Feature
Embracing the cloud: the gateway to innovative technologies
The UK is adopting cloud architecture to build and scale its military simulation environments; the stage is set to integrate Web 3.0 technologies for more deeply enhanced training experiences. John Hill reports.
Cloud computing concept in the palm of a hand. Credit: Shutterstock
The UK’s military training has become an early adopter of the cloud. As opposed to the traditional method of containing training resources in data siloes accessible only to the primary user, the cloud offers an open storage space for these resources as the technology changes the way militaries operate as a shared infrastructure that encompasses many resources, with many users, in any place, all at the same time.

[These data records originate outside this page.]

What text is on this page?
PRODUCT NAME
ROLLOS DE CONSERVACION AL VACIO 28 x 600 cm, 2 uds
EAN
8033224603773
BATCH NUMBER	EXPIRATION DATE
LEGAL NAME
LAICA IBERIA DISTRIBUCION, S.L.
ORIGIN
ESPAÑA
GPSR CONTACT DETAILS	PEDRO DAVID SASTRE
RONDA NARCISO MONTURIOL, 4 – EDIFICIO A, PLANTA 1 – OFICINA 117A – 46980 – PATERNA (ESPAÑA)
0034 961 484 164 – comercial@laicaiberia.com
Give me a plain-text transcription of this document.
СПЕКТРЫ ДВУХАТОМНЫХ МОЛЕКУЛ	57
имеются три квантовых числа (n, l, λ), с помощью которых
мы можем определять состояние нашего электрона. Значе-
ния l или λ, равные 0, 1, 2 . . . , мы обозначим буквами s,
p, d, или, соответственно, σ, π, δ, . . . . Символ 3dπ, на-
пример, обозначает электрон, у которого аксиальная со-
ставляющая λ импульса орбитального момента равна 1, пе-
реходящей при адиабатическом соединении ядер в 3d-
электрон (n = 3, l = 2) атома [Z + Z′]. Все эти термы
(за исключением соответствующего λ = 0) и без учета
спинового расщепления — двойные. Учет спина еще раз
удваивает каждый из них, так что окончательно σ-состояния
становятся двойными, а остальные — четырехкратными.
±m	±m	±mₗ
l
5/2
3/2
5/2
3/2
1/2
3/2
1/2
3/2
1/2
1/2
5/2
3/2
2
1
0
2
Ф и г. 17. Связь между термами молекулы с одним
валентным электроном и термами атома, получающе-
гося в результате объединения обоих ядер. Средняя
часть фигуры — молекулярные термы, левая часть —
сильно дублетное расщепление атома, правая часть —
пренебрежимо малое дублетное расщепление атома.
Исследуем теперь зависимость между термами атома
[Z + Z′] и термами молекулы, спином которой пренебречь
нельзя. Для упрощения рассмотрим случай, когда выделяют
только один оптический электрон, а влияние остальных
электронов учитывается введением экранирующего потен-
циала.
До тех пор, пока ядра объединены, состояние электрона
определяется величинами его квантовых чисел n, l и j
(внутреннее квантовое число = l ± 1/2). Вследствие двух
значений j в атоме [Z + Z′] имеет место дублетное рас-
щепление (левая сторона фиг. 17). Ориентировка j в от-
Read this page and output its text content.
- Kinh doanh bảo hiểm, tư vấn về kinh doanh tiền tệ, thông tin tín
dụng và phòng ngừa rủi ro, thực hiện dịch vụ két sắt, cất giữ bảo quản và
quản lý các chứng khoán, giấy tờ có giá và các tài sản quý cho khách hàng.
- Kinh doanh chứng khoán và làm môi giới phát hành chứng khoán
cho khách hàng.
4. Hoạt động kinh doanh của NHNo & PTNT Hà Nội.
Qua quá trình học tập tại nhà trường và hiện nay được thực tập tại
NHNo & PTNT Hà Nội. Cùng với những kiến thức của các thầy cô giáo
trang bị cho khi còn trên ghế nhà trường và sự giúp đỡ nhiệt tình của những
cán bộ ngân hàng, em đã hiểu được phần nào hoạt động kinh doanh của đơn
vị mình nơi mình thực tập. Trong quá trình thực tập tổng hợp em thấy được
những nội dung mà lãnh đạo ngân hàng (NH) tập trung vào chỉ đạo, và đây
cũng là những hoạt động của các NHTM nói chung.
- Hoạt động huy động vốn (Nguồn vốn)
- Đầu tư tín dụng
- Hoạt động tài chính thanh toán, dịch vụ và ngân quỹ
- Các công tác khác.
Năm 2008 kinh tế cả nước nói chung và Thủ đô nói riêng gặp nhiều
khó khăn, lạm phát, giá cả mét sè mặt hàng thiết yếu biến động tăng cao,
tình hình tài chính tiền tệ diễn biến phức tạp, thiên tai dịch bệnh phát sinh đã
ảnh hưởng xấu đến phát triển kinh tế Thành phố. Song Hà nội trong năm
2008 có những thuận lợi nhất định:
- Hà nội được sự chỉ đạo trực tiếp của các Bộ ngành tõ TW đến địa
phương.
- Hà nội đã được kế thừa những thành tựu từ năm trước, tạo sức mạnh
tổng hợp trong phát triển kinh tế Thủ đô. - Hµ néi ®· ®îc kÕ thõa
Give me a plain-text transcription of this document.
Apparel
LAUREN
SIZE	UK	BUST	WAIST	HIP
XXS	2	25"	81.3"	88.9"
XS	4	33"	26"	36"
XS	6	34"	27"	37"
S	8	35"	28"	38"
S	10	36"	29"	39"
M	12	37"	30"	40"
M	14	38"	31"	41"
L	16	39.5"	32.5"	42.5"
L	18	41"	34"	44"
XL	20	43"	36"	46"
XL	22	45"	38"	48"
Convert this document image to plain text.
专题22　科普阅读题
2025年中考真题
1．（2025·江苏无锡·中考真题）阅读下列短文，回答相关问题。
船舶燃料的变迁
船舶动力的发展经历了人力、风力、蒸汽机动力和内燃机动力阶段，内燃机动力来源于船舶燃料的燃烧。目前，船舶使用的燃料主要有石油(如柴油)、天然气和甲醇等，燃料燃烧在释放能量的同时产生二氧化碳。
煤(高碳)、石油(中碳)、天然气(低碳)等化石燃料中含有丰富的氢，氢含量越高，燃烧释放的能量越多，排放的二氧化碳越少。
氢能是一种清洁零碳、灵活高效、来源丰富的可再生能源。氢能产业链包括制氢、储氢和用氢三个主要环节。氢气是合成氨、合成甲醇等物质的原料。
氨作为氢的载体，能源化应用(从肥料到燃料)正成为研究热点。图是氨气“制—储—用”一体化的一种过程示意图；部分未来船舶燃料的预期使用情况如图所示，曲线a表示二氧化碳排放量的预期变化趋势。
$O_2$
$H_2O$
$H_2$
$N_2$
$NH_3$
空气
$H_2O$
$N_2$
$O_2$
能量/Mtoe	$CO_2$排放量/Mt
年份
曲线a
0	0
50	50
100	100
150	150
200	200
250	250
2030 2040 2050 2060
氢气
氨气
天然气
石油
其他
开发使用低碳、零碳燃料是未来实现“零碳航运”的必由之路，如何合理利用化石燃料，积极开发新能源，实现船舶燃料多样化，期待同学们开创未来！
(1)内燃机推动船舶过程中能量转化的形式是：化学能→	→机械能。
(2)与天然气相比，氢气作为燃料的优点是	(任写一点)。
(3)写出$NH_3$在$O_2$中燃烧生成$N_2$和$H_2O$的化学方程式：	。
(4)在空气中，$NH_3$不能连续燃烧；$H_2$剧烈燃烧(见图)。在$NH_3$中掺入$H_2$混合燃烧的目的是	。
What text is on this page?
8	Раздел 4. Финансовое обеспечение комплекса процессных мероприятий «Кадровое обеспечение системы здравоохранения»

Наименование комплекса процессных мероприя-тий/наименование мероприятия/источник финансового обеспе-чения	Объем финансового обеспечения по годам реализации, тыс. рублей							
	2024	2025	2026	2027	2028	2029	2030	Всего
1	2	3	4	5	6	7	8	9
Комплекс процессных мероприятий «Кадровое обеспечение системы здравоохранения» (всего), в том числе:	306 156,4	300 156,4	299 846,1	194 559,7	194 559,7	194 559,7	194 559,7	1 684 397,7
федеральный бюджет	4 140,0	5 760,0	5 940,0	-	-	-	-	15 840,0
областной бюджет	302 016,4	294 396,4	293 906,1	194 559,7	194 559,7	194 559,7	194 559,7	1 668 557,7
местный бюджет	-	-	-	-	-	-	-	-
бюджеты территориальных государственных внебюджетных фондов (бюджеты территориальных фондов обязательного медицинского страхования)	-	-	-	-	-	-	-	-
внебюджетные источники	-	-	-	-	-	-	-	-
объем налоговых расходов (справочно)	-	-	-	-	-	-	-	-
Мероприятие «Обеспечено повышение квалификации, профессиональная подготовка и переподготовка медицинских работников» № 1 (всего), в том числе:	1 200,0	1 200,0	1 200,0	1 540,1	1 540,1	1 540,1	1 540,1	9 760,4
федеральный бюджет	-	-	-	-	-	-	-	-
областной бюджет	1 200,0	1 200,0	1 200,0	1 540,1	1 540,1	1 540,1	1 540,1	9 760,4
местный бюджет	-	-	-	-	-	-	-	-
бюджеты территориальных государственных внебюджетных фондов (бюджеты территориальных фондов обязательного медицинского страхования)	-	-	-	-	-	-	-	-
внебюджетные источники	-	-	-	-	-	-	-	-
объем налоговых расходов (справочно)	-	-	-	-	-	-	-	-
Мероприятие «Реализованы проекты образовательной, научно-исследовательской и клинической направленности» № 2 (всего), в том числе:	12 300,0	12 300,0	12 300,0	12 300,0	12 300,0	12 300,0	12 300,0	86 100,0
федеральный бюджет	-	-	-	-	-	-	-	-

According to GlobalData forecasts the global cloud services market will reach $768bn in 2026, increasing at a compound annual growth rate of 17.7% between 2021 and 2026. The cloud’s interoperability, scalability and flexibility are the main reasons for the growth and interest in the nascent industry. But the cloud also plays an even greater role in military training that has hitherto been untapped.
“Cloud is not an end state per se - it’s the gateway to exploiting cutting edge architecture and technologies that will transform the future of Defence,” the UK Ministry of Defence (MoD) assert in its Cloud Strategic Roadmap, published on 2 February 2023.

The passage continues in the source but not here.